Second, the gospel is the means through which God will eventually have eternal glory. Glory here is a reference to praise, and when we think about the numbers who will gather in eternity to praise God we should be staggered by the success rate. All who the Father planned to be there will be there. Not one will be missing. As we think about the praise that will be offered, we can say with confidence that it will be grateful praise offered by those thankful to God for his grace. We can also say that it will be increasing praise in the sense that the redeemed will praise with a developing understanding throughout eternity as they discover the many blessings that God has in store for his people. Moreover, the praise that will be offered endlessly will be marked by love that is always at its strongest. The praise will be enthusiastic and warm, sung by those in harmony with one another and with God himself.

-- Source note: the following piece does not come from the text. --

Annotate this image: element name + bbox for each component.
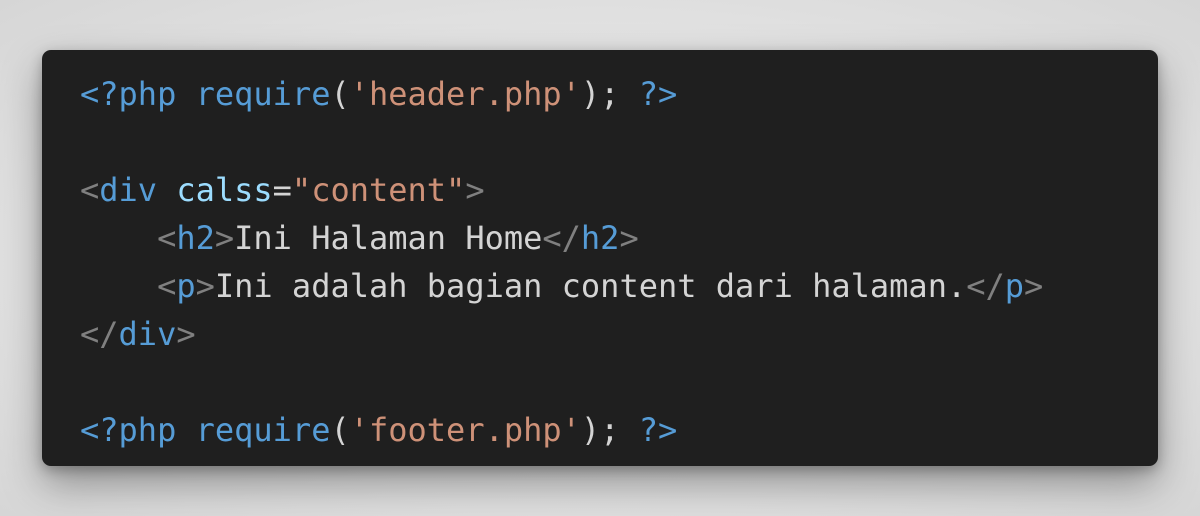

Third, Paul mentions the centrality of Jesus Christ in the eternal praise of God the Father. Obviously he will bring glory to the Father in the period before the second coming as well as afterwards. Yet I think Paul’s emphasis is that Jesus will remain forever the mediator between God and man after the second coming; then he will be forever the spokesman for God as he instructs us in what God has in store for his people throughout that endless future; he will be forever the ruler over all of the new creation; and he will be forever the priest who leads the praise of the Father by the assembled throng throughout eternity. He promised he would do this in Psalm 22:22, which says that he will declare God’s name to his brothers in the gathering of his people.

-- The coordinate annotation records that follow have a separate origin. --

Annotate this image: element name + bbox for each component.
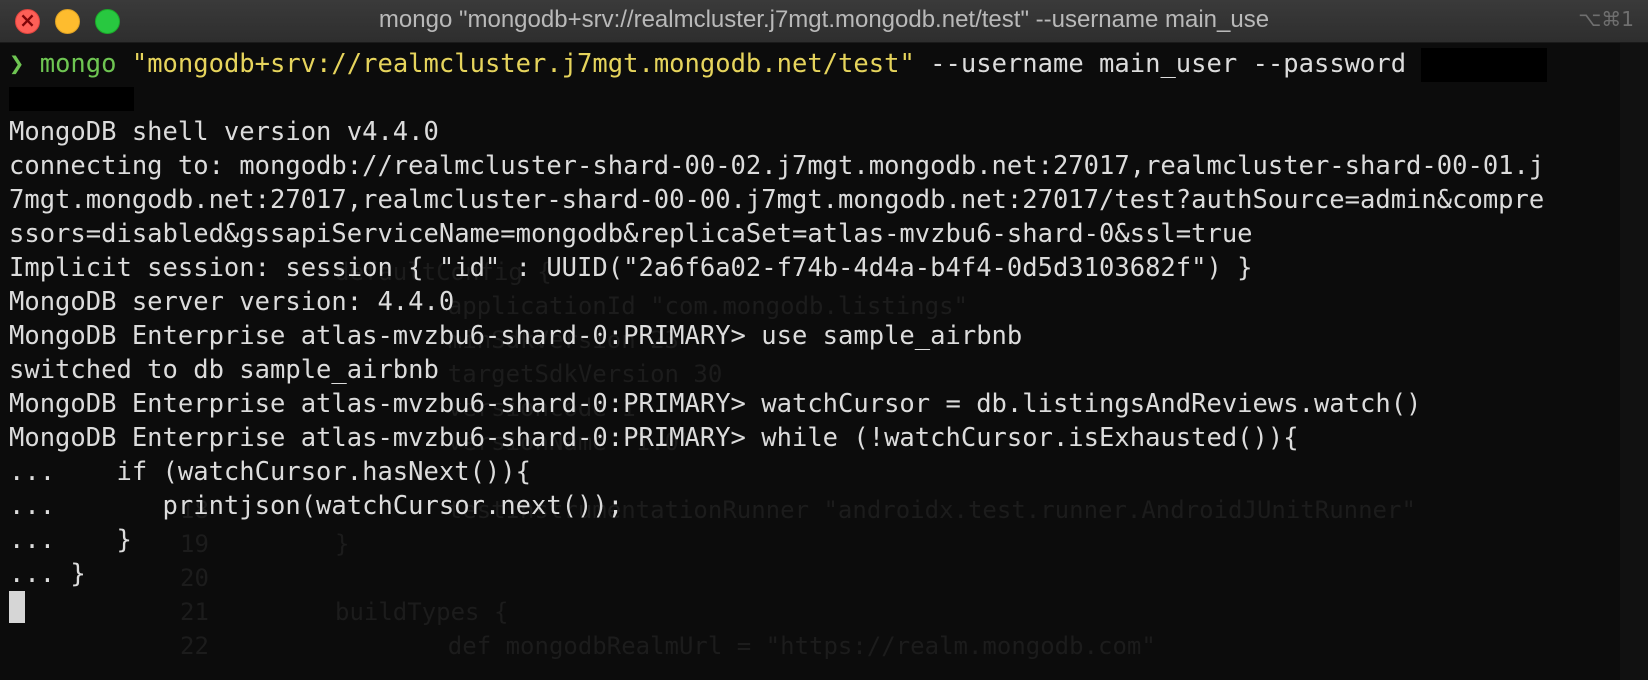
output-line: switched to db sample_airbnb bbox=[9, 355, 439, 385]
prompt-chevron-icon: ❯ bbox=[9, 49, 25, 79]
cursor-line bbox=[9, 591, 1547, 625]
redacted-text bbox=[9, 87, 134, 111]
redacted-line bbox=[9, 81, 1547, 115]
redacted-password bbox=[1421, 48, 1548, 82]
command-uri: "mongodb+srv://realmcluster.j7mgt.mongod… bbox=[131, 49, 915, 79]
ghost-line-number: 22 bbox=[180, 632, 209, 660]
title-bar[interactable]: mongo "mongodb+srv://realmcluster.j7mgt.… bbox=[0, 0, 1648, 43]
output-line: MongoDB server version: 4.4.0 bbox=[9, 287, 455, 317]
output-line: 7mgt.mongodb.net:27017,realmcluster-shar… bbox=[9, 185, 1545, 215]
output-line: ssors=disabled&gssapiServiceName=mongodb… bbox=[9, 219, 1253, 249]
terminal-output: ❯ mongo "mongodb+srv://realmcluster.j7mg… bbox=[9, 47, 1548, 625]
window-title: mongo "mongodb+srv://realmcluster.j7mgt.… bbox=[378, 6, 1270, 33]
output-line: MongoDB Enterprise atlas-mvzbu6-shard-0:… bbox=[9, 389, 1422, 419]
command-line: ❯ mongo "mongodb+srv://realmcluster.j7mg… bbox=[9, 47, 1548, 82]
output-line: MongoDB Enterprise atlas-mvzbu6-shard-0:… bbox=[9, 321, 1023, 351]
output-line: ... if (watchCursor.hasNext()){ bbox=[9, 457, 531, 487]
window-shortcut: ⌥⌘1 bbox=[1578, 7, 1634, 31]
output-line: Implicit session: session { "id" : UUID(… bbox=[9, 253, 1253, 283]
terminal-window: defaultConfig { applicationId "com.mongo… bbox=[0, 0, 1648, 680]
command-program: mongo bbox=[39, 49, 117, 79]
output-line: ... printjson(watchCursor.next()); bbox=[9, 491, 624, 521]
output-line: ... } bbox=[9, 525, 132, 555]
text-cursor bbox=[9, 591, 25, 623]
scrollbar-track[interactable] bbox=[1620, 43, 1648, 680]
output-line: connecting to: mongodb://realmcluster-sh… bbox=[9, 151, 1545, 181]
output-line: MongoDB Enterprise atlas-mvzbu6-shard-0:… bbox=[9, 423, 1299, 453]
output-line: ... } bbox=[9, 559, 86, 589]
output-line: MongoDB shell version v4.4.0 bbox=[9, 117, 439, 147]
terminal-content[interactable]: defaultConfig { applicationId "com.mongo… bbox=[0, 43, 1620, 680]
ghost-line: def mongodbRealmUrl = "https://realm.mon… bbox=[390, 632, 1156, 660]
command-args: --username main_user --password bbox=[930, 49, 1407, 79]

As we think of the role of Jesus in the future, we should admire the endless capability that Jesus will have, and it is important to notice this because, as Paul says earlier, it is through Jesus that we receive strength for the here and now. So if he will never lose his strength in the future, we can be confident that we will receive it now. And we can also remind ourselves of the celebratory nature of his role as he and his people share in the fruits of his victory forever.

Paul closes his letter with ‘Amen’, which is how we all should respond to what Paul has taught us in this letter. We say ‘amen’ to the God of all grace and his amazing purposes described in chapters 1–12, and we show that we mean it by becoming the living sacrifices described in chapters 13–16.